The state-of-the-art interactive board, which is 18ft wide, will help raise awareness of these roles however, with hospital visitors able to scan a QR code next to a picture of an AHP or HCS colleague to be redirected to a webpage with more information about their profession, to help recruit more people into the roles.
UHDB is the first Trust in the UK to create such a display, with Natalie Matchett, AHP Practice Learning Facilitator, coming up with the idea after spotting something similar online at a hospital in Singapore.
Natalie, who is an Occupational Therapist, said: “This project has been about 12 months in the making, so it’s very surreal to see this idea now come to fruition and become a reality! Some of the AHP and HCS roles may be slightly unknown to a lot of people, so it’s fantastic that we now have a facility to give all of our patients and visitors access to more information about what we do. We’re very proud of all of our dedicated AHPs and HCS colleagues and are delighted that this display will give a voice to these unsung heroes and be a lasting legacy and tribute for our AHPs and HCS at UHDB”
Scanning one of the QR codes on the wall will direct you to a webpage detailing a typical day in the life of someone in that role, what patients and relatives might see whilst being treated by that member of staff and the different career paths someone would have to take in order to join the profession.

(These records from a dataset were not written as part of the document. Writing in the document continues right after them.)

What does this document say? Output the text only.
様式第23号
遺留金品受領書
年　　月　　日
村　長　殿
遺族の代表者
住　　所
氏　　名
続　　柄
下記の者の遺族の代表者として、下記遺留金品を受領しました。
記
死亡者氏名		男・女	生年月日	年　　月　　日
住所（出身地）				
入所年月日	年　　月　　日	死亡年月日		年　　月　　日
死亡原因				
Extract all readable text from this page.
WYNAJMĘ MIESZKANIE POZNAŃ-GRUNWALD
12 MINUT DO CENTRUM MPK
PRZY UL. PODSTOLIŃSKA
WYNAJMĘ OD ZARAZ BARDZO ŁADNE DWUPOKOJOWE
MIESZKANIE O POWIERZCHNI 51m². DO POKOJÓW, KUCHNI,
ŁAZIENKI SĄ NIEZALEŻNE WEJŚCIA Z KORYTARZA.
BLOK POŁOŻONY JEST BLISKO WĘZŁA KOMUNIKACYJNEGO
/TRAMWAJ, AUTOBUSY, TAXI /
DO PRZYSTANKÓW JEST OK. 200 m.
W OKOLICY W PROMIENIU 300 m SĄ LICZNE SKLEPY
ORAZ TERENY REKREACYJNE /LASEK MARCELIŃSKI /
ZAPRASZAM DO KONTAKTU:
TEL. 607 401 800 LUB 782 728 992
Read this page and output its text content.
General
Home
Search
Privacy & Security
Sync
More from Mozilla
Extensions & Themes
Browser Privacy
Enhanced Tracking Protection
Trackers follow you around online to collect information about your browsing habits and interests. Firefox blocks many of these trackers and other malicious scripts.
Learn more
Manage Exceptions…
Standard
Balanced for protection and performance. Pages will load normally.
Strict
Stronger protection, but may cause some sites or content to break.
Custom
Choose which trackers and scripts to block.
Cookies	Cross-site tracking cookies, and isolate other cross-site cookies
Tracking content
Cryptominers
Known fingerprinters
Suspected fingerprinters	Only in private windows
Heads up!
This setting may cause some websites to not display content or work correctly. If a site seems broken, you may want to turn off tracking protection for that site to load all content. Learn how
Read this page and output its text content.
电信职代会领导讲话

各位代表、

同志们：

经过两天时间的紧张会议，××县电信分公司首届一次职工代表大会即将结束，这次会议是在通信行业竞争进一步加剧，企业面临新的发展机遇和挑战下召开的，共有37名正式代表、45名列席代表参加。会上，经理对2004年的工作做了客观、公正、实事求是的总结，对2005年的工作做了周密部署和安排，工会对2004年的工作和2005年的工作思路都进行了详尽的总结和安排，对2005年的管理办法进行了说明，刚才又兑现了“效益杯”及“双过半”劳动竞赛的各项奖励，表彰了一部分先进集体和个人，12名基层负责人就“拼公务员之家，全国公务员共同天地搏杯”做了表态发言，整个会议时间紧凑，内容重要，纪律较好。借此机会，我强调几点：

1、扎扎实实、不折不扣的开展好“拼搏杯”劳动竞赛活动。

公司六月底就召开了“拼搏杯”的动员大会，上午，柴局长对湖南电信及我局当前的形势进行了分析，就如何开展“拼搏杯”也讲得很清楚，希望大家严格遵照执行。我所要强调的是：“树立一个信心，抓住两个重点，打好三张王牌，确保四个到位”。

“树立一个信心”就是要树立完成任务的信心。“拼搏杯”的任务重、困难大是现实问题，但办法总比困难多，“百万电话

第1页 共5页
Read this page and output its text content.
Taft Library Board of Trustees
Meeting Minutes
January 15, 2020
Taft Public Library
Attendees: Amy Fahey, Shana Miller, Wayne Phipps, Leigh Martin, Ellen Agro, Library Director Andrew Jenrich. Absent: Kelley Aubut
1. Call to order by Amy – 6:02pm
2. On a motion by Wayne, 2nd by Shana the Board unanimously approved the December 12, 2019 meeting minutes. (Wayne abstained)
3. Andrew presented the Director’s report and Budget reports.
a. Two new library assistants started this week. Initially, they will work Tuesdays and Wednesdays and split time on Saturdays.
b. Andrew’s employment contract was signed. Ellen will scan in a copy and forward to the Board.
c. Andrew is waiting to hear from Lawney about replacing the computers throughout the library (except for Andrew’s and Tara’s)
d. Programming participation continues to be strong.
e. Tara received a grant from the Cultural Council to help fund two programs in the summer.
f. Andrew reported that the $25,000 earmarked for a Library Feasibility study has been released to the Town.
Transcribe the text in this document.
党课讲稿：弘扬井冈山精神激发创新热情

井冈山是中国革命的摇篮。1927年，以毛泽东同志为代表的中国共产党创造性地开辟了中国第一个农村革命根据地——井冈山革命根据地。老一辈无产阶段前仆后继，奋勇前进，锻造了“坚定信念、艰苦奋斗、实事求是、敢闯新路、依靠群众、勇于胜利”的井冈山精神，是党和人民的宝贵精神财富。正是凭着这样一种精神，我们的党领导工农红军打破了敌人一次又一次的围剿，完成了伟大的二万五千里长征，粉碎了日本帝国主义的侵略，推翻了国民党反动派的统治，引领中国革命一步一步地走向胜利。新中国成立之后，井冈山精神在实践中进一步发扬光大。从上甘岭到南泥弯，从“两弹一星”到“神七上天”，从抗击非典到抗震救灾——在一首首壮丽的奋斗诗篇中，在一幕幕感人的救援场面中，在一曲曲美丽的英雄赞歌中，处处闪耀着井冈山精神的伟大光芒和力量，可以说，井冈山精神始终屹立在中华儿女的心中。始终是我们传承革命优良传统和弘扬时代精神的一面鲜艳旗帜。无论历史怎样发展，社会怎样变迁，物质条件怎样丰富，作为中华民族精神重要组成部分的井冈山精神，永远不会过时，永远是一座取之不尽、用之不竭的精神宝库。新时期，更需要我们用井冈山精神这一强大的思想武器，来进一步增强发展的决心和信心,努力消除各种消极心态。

Improvements are already being planned to make the existing display more digitally attractive with an augmented reality app, so that when someone hovers their phone over the pictures, a video of an AHP or HCS will start playing where they will provide more information about their role.
Penny Owens, Director of AHPs at UHDB, said: “AHPs and HCS staff are no longer the minority but are in fact now the second largest workforce in the NHS, behind nurses, so it’s really important that we are able to put these professions on the map. We hope that the accessibility of the display and the digital element will allow us to raise awareness of these roles and also appeal to the next generation of students to consider a career working as an AHP or HCS.”
The Wall of Fame provides information on the unique talents of the Trust’s Occupational Therapists, Therapeutic Radiographers, Speech and Language Therapists, Orthoptists, Operating Department Practitioners, Dieticians, Healthcare Scientists, Prosthetists, Orthotists, Diagnostic Radiographers and Physiotherapists.
Prosthetist Gordon Wilson said: “I’m very proud to be representing one of our AHP professions as part of the new interactive display. A lot of people think of doctors and nurses when they think about the NHS but there are lots of different roles that the public may not know too much about, so I think it’s fantastic and very important that we raise awareness about the work of these colleagues.”
There are also plans to create more portable versions of the display, so that it can be taken to educate the public on the 11 different AHP and HCS professions at UHDB across each of our five hospitals, as well as at schools and other hospitals across Derbyshire.
Susan Spray, Programme Lead at Joined Up Careers Derbyshire, said: “We were so excited to learn about the Wall of Fame, which we believe will modernise and transform the way in which we engage with young people considering their career options and provides an innovative way to demonstrate the attractive proposition on offer from the NHS.”
The Royal Derby Hospital Wall of Fame can be found close to the main entrance, along the central corridor.
To scan the code on your phone, open your camera, hover over the code and select the drop down hyperlink that appears at the top of your phone screen. Should this fail, you can also download any QR Code Reader app from the app store.